Le Prix Nobel de la Paix, le docteur Denis Mukwege appelle le gouvernement congolais et tous les acteurs impliqués dans la recherche de la paix après 30 ans de guerre à retenir les leçons des erreurs du passé et à ne pas sacrifier la justice dans les négociations en cours. Il s’exprime ainsi trois ans après l’occupation de la cité de Bunagana en territoire de Rutshuru (Nord-Kivu) par les rebelles du M23, soutenus selon lui par le régime de Kigali.
Dans un message publié sur ces différentes plateformes numériques, le Prix Nobel de la Paix 2018, rappelle que cela fait 3 ans jour pour jour que la cité commerciale stratégique de Bunagana est contrôlée par la rébellion, «acculant la population congolaise soit à se déplacer en masse soit à survivre dans la peur sous le joug des forces d’agression et d’occupation ».
Outre, poursuit-il, cela fait trois ans que «la souveraineté nationale et l’intégrité territoriale de la RDC sont violées par le Rwanda, qui méprise avec arrogance les principes de base de la Charte des Nations-Unies pour imposer ses ambitions expansionnistes et piller à grande échelle les minerais stratégiques congolais, dans l’indifférence complice de la communauté internationale».

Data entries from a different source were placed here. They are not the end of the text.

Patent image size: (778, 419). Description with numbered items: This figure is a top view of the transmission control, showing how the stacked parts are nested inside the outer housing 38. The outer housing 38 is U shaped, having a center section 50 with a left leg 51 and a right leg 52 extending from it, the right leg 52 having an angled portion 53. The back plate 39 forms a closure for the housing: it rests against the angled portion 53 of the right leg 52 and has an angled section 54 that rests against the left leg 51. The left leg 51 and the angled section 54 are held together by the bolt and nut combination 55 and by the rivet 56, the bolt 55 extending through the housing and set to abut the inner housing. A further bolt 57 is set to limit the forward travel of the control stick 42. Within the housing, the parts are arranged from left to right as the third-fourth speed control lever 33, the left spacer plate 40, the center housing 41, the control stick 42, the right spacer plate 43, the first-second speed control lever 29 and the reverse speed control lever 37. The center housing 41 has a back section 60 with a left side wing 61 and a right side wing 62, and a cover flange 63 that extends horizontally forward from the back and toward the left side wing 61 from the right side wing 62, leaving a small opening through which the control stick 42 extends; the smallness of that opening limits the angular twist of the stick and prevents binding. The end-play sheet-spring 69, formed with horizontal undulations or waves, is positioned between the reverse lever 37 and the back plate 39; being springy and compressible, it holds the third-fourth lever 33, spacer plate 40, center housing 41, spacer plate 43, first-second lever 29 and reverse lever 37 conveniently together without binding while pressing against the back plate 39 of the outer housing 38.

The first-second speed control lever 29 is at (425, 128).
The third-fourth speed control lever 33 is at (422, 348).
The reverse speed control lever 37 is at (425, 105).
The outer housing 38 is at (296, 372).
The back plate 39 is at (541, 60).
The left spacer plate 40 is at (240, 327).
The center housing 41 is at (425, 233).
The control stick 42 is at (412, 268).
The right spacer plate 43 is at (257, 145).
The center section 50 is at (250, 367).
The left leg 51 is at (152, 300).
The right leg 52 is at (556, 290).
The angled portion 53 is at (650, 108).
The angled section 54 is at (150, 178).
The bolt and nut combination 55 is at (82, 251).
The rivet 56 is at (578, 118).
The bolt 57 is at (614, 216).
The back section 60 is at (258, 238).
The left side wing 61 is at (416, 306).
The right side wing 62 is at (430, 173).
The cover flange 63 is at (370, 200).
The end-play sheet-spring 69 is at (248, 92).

Il rappelle une fois encore que cela fait trois ans que «les forces d’occupation ont conquis progressivement de larges pans de l’Est du Congo, en installant des administrations illégales parallèles, démontrant leur volonté d’annexer les provinces du Nord et du Sud-Kivu»
Dr Mukwege critique également le Président de la République et le gouvernement congolais qui également depuis trois ans ont affirmé prendre leurs responsabilités pour réformer le secteur de la sécurité.
« Cela fait 3 ans que le Président de la RDC et le gouvernement congolais affirment prendre leurs responsabilités alors que les autorités de la République n’ont jamais déployé la volonté politique nécessaire pour réformer le secteur de la sécurité, assainir la fonction publique et adopter une stratégie holistique de justice transitionnelle, et sont donc en grande partie responsables de la dégradation sécuritaire et de son impact désastreux tant sur la situation humanitaire que celle des droits humains,» écrit le Prix Nobel de la Paix 2018.
Et de poursuivre : «cela fait 3 ans que la population martyre du Kivu paye le prix fort de la diplomatie régionale erratique et de la gouvernance sécuritaire dangereuse du régime de Kinshasa, caractérisée par l’absence de planification, le défaut de division stratégique, et le recours à l’extermination par des partenariats militaires bilatéraux et régionaux fluctuant, ainsi qu’avec des groupes armés non étatiques mal formés, contribuant à une sur militarisation dangereuse de la région et à un risque d’embrasement régional».
Le gynécologue congolais critique également la communauté des États et les institutions qui selon lui, ont laissé pourrir par des paroles creuses, des condamnations superficielles et des mesures timides cette crise devenue multidimensionnelle et menaçant la sécurité et la paix internationale.
« Cela fait 3 ans que les tentatives diplomatiques visant à la désescalade et à faire taire les armes ont toutes échouées à obtenir un cessez-le-feu et le retrait des forces illégales d’occupation, malgré l’adoption tardive mais importante le 21 février 2025 de la résolution 2773 du Conseil de sécurité des Nations-Unies, qui doit servir de cadre aux efforts de sortie de crise et au retour de la paix,».
Pour y mettre un terme, le docteur Denis Mukwege estime que seule la justice et des réparations pourront briser le cycle de violence et de l’impunité et prévenir la répétition des conflits en RDC et dans la région des Grands lacs africains
Néanmoins, en cette journée, il exprime sa solidarité aux citoyens congolais qui vivent dans les zones occupées.